Genius rarely comes without strings attached, and the ends of those strings are in the hands of the gods. To be a “pop icon” revered by millions is nice, but it does not necessarily mean you sleep well at nights. Jackson fell into the clutches of some of those pimps who are doctors to celebrities in Los Angeles, and apparently lived by prescription drugs, including narcotics. He may have died by them. Why do some people want to remain children? Usually, it is because of a luminous childhood, I think. Often it is the opposite. However, many excellent writers for children succeed in sublimating either experience. Many who feel this way, like Jackson, try and find someone to handle their adulthood for them – a spouse, or a sibling, or a manager. It works for the lucky few.

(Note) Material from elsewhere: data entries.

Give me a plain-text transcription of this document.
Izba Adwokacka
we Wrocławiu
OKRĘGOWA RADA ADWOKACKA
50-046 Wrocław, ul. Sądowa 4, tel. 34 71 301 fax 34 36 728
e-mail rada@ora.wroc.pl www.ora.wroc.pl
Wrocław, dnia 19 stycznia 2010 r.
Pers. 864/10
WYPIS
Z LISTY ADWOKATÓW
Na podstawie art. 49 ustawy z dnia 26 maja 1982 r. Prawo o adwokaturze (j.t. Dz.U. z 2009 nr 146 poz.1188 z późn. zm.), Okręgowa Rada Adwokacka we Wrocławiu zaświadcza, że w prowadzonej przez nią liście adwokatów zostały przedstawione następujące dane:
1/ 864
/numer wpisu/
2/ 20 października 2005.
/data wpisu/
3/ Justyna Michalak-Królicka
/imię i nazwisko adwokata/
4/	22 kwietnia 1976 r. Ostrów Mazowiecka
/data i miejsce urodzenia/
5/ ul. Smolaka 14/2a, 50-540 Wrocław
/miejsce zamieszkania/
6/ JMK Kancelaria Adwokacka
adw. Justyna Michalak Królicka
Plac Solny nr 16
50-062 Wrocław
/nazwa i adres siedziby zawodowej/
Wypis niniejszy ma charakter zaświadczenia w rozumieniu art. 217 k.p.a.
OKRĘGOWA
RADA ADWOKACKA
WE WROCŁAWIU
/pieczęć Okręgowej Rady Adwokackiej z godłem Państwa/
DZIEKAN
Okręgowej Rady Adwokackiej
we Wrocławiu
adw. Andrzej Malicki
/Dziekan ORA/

“Having fun” is not a concomitant of childhood. You can grow up and have fun in different ways. Just being grown-up is fun in its own way, though we all weep for our lost youths as a matter of course. The yearning for childishness is all about not having any cares. Peter Pan in Kensington Gardens, or in the Neverland, did not have to worry about food and shelter. Best of all, he had no parents or teachers to tell him what to do. This is the dream we all dream in deepest sleep without knowing it, the return to the womb. An oxygen tent is a poor substitute.

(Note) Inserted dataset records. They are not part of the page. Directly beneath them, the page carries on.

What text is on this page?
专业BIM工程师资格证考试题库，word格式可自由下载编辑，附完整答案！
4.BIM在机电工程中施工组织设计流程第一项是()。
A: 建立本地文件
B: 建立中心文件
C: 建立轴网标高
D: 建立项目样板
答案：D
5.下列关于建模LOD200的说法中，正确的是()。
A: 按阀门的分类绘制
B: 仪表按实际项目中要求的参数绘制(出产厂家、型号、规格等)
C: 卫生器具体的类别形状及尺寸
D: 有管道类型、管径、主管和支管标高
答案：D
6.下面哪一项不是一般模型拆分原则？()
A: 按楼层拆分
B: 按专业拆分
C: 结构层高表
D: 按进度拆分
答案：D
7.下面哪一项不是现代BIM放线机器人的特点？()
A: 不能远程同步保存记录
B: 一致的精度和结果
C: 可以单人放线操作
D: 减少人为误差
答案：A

I am not belittling his talents. His song was simple and plaintive, from the heart. His dance was, if you break it up frame by frame, simple too. He only put the movements all together as no one had before. When he danced you saw the true individual, the soul freed of the prison of body. Thriller was an incredibly virtuoso performance: How different the driven young man of “Beat It!” is from the introspective lover of “Billie Jean”. Though I watched it last in 1984, I’ll never forget how the flagstones lit up, square after square, beneath his feet, and died into darkness behind. I was just young enough a lover then to know how it felt.

Still waiting

To a posterity whose entire entertainment experience will be electronic, that may be Jackson’s greatest achievement. He took the music video as far beyond the second-generation The Wall as Pink Floyd had taken it beyond the first-generation Queen. And there it has stayed. Twenty-five years later, we’re still waiting for somebody to go beyond Jackson.

It’s strange that I’ve had in less than a month to write of two wonderful artists who lived as children, and died – only they know how. Kamala Das always had someone to look after her. Jackson had, it seems, no one. And fifty years old! Michael Jackson! Outrageous. He had a new series of concerts to look forward to, but after the failure of his last tour, fear must have haunted him. It was as well to go, gently or raging, into the night.

There was another and a greater Pan before Peter. Plutarch writes, in Isis and Osiris, of a loud voice heard calling across the Ionian sea to a passenger on a tide-tossed ship: “The great god Pan is dead.” The news spread, and gloom consumed all the European classical world. Now at the death of young Peter not only gloom but idiocy seems to have seized the world. Some of the tributes have been egregious. No sane person can think Jackson the greatest singer or dancer to have trod the boards, or compare him to Mozart or Barack Obama except to take up newspaper space.

But let it be. How long did the original Peter, created immortal, survive Barrie’s death in 1937? He lives yet and is yet a child, for his story is still read and acted. Michael Jackson will dance and sing as long as he keeps the hearts of his admirers young. May that be many many years.